O 11 de março de 2020 tinha tudo para ser uma dia de folga normal, em que aproveitara para ir visitar os meus, mas passou a ser o dia da despedida. A partir daí, fiquei isolada em casa com o meu marido e filha e contam-se as vezes que tirei o pijama — sempre para ir ao supermercado, farmácia ou apenas apanhar um pouco de ar.

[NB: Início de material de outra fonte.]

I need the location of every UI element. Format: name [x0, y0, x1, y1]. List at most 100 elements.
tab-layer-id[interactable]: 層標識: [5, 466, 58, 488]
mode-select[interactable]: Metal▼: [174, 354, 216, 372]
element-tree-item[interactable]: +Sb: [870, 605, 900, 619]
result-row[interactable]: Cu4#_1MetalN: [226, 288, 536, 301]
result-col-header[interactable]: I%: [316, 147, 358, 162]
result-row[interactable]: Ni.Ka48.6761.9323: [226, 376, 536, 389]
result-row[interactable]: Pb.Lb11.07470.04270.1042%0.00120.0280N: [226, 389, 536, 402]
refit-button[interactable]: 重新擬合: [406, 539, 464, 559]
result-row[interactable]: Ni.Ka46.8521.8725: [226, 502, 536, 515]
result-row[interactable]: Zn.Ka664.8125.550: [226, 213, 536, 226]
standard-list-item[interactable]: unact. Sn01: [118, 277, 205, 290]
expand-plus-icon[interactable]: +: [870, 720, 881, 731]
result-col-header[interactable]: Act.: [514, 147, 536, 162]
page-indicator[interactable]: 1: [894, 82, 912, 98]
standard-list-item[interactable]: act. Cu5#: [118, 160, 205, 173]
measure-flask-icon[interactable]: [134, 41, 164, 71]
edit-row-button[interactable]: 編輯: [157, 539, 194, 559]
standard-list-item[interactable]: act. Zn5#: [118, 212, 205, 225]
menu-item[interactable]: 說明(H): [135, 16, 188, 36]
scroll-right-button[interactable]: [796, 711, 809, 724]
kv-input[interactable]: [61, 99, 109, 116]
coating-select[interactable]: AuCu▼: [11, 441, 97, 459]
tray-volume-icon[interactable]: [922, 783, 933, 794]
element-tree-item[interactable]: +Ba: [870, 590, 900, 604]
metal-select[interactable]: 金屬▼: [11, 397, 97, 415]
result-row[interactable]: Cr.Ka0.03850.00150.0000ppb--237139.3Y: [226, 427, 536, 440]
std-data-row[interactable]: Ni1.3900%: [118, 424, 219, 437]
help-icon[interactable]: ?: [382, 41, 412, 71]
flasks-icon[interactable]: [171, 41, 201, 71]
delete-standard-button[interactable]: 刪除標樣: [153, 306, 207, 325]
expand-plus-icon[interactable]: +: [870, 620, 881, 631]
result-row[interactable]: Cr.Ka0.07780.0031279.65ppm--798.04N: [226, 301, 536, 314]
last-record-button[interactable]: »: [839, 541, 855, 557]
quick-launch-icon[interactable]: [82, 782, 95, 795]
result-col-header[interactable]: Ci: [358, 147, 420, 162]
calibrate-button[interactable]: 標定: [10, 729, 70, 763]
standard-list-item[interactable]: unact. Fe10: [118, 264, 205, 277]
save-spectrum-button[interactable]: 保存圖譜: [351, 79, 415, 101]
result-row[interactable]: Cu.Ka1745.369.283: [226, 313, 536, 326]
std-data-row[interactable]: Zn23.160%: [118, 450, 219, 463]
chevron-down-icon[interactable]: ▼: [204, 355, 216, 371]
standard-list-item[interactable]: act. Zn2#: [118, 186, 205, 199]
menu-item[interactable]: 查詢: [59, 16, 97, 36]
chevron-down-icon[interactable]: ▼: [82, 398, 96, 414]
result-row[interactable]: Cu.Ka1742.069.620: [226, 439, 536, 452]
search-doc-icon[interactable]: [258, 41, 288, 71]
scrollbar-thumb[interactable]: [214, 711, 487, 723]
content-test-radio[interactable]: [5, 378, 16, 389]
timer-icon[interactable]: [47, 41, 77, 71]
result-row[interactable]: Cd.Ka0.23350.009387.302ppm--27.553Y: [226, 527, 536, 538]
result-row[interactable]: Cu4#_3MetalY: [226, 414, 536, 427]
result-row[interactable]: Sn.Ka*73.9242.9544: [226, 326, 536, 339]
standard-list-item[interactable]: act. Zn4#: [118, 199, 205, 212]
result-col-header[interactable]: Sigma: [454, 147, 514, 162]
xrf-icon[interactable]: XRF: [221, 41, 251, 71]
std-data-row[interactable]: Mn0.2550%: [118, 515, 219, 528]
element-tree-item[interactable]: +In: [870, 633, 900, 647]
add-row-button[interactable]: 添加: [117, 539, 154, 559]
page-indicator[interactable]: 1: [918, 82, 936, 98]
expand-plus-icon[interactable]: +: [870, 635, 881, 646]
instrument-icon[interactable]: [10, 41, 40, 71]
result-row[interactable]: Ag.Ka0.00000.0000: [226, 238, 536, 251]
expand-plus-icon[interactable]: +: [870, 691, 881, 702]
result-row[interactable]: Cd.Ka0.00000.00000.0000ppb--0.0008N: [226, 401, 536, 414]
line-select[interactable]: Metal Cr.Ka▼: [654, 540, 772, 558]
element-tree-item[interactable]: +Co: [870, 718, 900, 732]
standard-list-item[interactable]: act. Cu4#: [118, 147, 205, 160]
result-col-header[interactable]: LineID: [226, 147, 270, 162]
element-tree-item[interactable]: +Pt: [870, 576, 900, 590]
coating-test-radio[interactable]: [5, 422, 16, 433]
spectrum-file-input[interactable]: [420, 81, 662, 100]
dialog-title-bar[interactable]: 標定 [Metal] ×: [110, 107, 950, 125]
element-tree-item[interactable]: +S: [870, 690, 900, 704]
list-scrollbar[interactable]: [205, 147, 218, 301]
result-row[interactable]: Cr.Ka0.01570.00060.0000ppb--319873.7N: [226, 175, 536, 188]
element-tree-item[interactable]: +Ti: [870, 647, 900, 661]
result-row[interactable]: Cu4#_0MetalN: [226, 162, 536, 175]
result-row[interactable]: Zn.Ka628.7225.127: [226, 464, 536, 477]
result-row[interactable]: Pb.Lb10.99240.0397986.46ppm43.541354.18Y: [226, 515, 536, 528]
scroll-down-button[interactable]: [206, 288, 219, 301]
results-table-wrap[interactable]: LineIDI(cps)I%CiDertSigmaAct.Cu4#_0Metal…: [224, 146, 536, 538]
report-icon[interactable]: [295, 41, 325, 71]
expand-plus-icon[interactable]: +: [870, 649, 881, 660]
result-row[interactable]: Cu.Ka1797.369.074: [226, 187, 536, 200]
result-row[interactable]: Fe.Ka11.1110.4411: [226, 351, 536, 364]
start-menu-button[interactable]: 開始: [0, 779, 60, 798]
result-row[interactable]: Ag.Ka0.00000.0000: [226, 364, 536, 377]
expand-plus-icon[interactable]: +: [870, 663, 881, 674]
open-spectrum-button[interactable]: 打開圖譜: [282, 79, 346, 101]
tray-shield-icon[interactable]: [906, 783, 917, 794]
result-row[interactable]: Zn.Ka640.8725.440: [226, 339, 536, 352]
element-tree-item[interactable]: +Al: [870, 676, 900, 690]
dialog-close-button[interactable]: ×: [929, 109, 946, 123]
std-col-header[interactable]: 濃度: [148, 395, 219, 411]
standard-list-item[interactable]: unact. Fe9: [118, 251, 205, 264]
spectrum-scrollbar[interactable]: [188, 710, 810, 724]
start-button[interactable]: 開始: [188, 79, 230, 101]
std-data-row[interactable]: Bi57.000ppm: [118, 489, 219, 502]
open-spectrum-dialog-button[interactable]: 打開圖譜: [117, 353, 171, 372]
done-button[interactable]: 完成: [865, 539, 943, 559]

Sei que no meio desta pandemia horrorosa que mudou a vida a milhões de pessoas em todo o mundo sou uma sortuda. Afinal, tenho cumprido todas as regras e evitado, assim, a contaminação. Mas entre estas quatro paredes que já me parecem demasiado pequenas para o mundo que me apetece descobrir, penso várias vezes que há muitos mais sortudos que eu: aqueles que nada fazem para combater esta valente epidemia.
Como é possível ainda existir quem se ache imortal e ande por aí a manter a sua vida normal? Como posso eu, na chamada diária, prometer à minha avó que tudo isto vai passar rápido, que o meu avô vai poder voltar à esplanada do café para ler o jornal? Que ela, no alto dos seus quase 80 anos, ainda conseguirá fazer as suas compras sozinha?
Sabem, tenho saudades da minha família. Dos almoços de domingo, dos encontros no café da Barreira para tomar o pequeno-almoço e de dizer ao meu padrasto para ele ir à lota comprar pelins para fazer com arroz de tomate.
Quero voltar a ligar à minha mãe para lhe contar dos salmonetes que comprei na praça e para lhe dizer que marquei almoço para a uma nas enguias do Faralhão. Quero ver a minha filha a correr na areia em frente ao Rockalot ou a chamar pelos golfinhos em pleno Cais da Gávea.
Quero voltar a tocar. Ai, como é bom a sensação do toque ou o cheiro a café bem quente na esplanada do jardim. Como me arrepia pensar na gargalhada da minha avó ou no telemóvel do meu padrasto, enquanto toca o hino do Vitória.
Por enquanto, vou continuar a cumprir a minha missão diária de prometer à minha família de que vai ficar tudo bem. Mesmo sabendo que não depende apenas de mim, mas de todos. E mesmo que esse “ficar tudo bem” nunca mais volte a ser 100 por cento real, que seja o suficiente para conseguir partilhar a mesa com os meus. E vocês com os vossos.